Quelles réflexions le comportement des marchés vous a-t-il inspiré ?
En février 2020, il y a eu un catalyseur, l’épidémie de Covid-19, que personne n’avait attendu. L’apparition de ce "cygne noir" – événement imprévisible lourd de conséquences – a provoqué une fermeture des économies. La production s’est arrêtée. L’offre s’est effondrée. Mais, grâce aux mesures prises par les gouvernements, la demande a été maintenue à l’étiage. L’absence de croissance s’est traduite par un recul des perspectives de profits des entreprises, ce qui a entraîné un plongeon des marchés financiers. Cela dit, il n’y a pas eu de destruction de capital productif ni de faillites en chaîne. Pour compenser les effets de la crise sanitaire, les banques centrales aussi se sont montrées généreuses. Si bien que les marchés ont pris leur envol à partir de fin mars, dès que les politiques publiques sont devenues très accommodantes.
Comment appréciez-vous la situation actuelle ?
L’offre de monnaie étant supérieure à ce qui est nécessaire à l’économie pour fonctionner, le surplus va dans les marchés. Les actifs (immobilier, actions, non-coté, crypto-monnaies, œuvres d’art…) sont des "buvards" qui absorbent la liquidité ! Les taux d’intérêt étant très bas, cela milite en faveur des actions européennes, notamment, dont la prime de risque – qui mesure le différentiel de rentabilité par rapport aux emprunts d’Etat – est de 5 points (contre 2 aux Etats-Unis), alors que les profits anticipés y sont en progression.

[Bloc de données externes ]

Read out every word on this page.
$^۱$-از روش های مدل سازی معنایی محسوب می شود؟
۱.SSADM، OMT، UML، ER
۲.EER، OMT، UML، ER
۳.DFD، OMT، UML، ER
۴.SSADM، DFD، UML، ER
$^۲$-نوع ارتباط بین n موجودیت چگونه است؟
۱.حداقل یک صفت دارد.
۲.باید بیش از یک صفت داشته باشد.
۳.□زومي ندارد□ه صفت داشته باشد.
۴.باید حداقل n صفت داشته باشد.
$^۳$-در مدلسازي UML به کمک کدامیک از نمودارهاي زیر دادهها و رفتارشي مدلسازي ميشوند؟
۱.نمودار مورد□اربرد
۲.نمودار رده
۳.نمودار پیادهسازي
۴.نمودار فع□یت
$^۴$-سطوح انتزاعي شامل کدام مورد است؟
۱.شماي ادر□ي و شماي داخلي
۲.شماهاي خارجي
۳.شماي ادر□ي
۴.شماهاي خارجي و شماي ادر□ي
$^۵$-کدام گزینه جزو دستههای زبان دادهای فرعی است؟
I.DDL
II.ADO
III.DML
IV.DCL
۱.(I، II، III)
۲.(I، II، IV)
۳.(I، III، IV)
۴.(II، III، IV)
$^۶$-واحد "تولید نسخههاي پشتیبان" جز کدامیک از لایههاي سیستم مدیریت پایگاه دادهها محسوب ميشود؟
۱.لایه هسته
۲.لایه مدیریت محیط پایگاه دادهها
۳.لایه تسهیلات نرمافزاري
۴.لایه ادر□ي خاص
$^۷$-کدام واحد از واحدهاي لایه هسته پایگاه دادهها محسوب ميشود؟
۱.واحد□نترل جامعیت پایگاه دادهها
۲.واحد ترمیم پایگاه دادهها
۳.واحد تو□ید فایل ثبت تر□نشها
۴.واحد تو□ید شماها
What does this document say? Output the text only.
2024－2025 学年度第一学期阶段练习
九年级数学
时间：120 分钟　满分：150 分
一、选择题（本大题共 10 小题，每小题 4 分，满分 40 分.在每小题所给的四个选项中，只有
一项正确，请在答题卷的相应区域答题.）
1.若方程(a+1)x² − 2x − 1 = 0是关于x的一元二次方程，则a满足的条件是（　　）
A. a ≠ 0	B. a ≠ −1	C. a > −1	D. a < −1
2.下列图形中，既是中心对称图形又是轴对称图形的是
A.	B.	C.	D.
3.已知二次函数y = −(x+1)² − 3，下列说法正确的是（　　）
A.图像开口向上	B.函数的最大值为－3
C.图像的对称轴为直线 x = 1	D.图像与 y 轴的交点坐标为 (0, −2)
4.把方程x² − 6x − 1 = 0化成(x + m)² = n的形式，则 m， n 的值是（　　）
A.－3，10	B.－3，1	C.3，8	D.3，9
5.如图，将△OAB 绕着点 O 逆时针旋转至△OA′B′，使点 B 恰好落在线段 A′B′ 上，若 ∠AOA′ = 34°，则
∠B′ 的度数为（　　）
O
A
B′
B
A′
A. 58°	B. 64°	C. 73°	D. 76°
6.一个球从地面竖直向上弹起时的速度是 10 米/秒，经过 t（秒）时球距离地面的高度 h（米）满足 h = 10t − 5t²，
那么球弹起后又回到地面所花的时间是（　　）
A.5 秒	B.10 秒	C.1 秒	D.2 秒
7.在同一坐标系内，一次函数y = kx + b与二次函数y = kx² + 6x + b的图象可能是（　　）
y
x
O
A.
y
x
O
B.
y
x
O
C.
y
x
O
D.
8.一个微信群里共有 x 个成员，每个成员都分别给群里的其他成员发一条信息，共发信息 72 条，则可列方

Par ailleurs, l’inflation n’est pas menaçante. La "vraie" inflation est auto-entretenue et résulte des hausses de salaire. Or, il faudra près d’un an et demi pour retrouver le niveau d’emploi pré-pandémie. Parmi les tendances structurelles que la crise sanitaire a amplifiées, il y a principalement le télétravail et la numérisation de l’économie (comme le commerce digital). Avec, à la clé, de nouveaux gains de productivité…
Que conseilleriez-vous de mettre en portefeuille ?
L’essentiel d’une allocation d’actifs doit être investi en actions. Avec, aujourd’hui, une préférence pour la " value" ou les valeurs plus sensibles au cycle (banque, assurance, énergie…) et, dans un deuxième temps, pour la croissance (technologie…). A noter que le secteur du luxe est séduisant quelle que soit la conjoncture.
Il est, en outre, judicieux d’avoir un peu d’or, une monnaie "alternative". En diversification, il est également possible de s’intéresser aux infrastructures et au non-coté. Vu le poids des déficits budgétaire et commercial aux Etats-Unis, le dollar devrait s’orienter tendanciellement à la baisse. Il faut donc protéger ses positions libellées en billet vert ou acquérir des parts de fonds d’actions américaines couverts contre le risque de change. Les obligations souveraines, elles, ne sont pas attrayantes, car leurs rendements sont trop faibles.